Takes the audience on a journey of discovery into the true nature of this herculean character

In the meantime, his political opponents are sharpening their knives. The American General Eisenhower (John Slattery) and Field Marshal Montgomery (Julian Wadham), the British commander of the Allied ground forces, are increasingly frustrated by Churchill’s attempts to stop the invasion, and it is clear that reigning monarch George VI (James Purefoy) must intervene.

Only the unflinching support of Churchill’s brilliant, unflappable wife Clementine (Miranda Richardson) can halt the Prime Minister’s physical and mental collapse at this most crucial juncture of the war.

Churchill takes the audience on a journey of discovery into the true nature of this herculean character as he negotiated the tribulations of war, while celebrating the strength of his wife, ‘Clemmie’ – his backbone and total confidant, indeed the love that inspired him to greatness.

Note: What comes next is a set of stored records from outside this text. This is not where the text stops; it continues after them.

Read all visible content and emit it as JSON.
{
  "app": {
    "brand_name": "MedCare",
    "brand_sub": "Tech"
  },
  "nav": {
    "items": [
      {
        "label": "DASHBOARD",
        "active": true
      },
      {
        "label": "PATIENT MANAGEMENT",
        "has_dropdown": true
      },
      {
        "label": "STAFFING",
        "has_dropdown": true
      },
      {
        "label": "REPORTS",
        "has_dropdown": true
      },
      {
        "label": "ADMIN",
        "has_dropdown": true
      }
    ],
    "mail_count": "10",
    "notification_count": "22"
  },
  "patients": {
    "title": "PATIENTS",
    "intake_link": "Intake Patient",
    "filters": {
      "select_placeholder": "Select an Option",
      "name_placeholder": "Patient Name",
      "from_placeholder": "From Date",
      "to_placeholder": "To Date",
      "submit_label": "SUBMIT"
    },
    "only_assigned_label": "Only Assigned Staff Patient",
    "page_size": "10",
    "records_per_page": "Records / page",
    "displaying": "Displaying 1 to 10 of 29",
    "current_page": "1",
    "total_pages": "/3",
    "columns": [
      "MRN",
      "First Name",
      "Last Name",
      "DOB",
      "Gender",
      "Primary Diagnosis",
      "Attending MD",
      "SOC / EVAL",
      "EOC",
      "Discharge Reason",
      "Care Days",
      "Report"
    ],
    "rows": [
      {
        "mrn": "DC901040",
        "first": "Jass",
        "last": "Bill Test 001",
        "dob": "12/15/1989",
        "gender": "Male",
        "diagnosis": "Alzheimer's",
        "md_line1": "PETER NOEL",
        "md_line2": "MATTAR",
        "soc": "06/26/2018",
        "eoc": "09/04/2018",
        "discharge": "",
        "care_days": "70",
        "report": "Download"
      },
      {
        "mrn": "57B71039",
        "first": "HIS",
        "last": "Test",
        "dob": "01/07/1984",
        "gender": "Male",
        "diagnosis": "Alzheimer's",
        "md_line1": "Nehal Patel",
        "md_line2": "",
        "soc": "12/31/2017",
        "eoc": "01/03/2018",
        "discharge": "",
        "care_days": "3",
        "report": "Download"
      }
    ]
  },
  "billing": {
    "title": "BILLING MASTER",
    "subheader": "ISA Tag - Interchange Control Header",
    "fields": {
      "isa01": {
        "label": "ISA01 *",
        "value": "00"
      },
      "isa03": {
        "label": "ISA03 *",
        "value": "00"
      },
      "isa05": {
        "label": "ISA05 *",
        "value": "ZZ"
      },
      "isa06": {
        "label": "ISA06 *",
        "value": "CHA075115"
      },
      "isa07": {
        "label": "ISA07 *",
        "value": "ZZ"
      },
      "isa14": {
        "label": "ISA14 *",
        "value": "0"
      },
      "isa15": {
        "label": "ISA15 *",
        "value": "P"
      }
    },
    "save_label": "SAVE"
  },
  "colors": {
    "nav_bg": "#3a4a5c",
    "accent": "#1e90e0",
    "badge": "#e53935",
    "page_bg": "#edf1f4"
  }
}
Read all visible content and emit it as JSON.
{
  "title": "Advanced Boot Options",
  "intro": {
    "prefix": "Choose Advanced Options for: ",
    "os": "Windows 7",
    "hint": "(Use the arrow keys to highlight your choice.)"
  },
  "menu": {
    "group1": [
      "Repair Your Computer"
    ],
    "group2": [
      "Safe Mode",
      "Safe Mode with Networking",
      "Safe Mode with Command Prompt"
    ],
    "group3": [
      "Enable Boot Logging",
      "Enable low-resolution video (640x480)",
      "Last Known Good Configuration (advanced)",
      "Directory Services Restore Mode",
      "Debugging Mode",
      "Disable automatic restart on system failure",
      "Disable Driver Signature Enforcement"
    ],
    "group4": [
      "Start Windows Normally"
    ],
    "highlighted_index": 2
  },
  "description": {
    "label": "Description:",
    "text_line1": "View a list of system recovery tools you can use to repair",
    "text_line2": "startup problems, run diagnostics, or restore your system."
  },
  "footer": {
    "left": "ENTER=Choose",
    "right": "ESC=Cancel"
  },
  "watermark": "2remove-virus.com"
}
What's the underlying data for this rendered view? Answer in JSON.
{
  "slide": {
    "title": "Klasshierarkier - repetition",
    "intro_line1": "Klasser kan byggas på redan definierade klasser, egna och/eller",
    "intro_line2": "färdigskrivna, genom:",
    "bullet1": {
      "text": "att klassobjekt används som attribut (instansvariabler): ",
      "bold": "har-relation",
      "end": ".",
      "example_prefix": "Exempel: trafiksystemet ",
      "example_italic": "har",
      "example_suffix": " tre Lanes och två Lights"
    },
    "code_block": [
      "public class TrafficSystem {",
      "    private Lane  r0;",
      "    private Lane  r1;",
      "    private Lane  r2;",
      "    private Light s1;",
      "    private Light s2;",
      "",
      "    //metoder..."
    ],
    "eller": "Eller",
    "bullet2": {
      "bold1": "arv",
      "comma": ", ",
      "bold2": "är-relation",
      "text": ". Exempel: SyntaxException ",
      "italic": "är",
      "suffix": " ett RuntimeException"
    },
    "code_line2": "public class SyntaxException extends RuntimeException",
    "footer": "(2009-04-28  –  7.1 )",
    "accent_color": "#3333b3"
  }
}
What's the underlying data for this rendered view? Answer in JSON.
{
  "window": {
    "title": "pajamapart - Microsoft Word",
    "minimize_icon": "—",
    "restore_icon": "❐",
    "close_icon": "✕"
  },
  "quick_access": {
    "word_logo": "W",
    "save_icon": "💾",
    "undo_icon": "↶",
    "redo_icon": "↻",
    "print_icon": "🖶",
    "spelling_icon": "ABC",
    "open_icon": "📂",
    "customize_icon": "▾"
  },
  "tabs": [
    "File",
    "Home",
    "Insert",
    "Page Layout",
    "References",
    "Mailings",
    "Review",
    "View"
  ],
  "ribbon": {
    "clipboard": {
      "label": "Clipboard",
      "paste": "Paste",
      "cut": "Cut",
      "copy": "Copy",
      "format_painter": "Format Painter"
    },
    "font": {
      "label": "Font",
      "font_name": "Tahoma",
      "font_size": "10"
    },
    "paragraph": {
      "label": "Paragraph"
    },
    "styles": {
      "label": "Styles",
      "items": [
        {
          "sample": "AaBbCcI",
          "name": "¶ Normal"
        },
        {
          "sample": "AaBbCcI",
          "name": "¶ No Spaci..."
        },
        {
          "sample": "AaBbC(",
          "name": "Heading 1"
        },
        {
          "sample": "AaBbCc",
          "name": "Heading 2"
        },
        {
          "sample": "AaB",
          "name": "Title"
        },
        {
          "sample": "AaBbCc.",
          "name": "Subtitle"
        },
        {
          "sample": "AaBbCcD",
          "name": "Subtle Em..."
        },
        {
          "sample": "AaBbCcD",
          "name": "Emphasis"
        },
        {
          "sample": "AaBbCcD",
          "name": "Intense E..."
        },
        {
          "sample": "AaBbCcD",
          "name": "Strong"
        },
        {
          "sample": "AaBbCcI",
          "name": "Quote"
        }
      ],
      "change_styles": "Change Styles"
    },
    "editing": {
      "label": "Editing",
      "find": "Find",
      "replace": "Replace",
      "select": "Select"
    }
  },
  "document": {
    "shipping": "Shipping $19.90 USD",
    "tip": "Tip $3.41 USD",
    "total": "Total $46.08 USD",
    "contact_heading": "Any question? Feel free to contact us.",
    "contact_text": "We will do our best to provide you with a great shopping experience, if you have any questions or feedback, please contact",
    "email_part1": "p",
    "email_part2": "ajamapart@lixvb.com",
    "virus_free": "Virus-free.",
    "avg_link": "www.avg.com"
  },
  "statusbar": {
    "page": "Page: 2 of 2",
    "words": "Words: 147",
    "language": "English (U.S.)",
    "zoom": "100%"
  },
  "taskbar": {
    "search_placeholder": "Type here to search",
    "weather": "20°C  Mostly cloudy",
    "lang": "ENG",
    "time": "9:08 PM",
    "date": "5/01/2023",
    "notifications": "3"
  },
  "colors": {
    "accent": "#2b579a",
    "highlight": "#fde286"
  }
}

Cox joins a list of luminaries in bringing Churchill to the screen (among whom Richard Burton, Albert Finney, Brendan Gleeson, Timothy Spall, Michael Gambon and John Lithgow). Yet the film is one of the few to depict the crushing doubts the statesman faced before one of the greatest efforts during World War II. Cox projects all his trials and tribulations to great effect, in a performance that is highly praised.

Variety chief film critic Owen Gleiberman says that: “In a historical biopic, nothing can shed light on a legendary figure – or, at least, knock him off his plaster-saint pedestal – quite like being depicted as a stooge, a bully and a fool. In Churchill, Brian Cox plays Winston Churchill with roaring conviction, all fire and bluster.” Time Out London’s Tom Huddleston describes Cox as “rudely magnifi­cent, capturing not just the wilfulness of the man but the nagging self-doubt at his inner core”.

The movie is directed by Jonathan Teplitzky from an original screenplay by British historian Alex von Tunzelmann.

The film also stars Richard Durden as South African Field Marshal Jan Smuts and Ella Purnell as Churchill’s young secretary, Helen Garrett.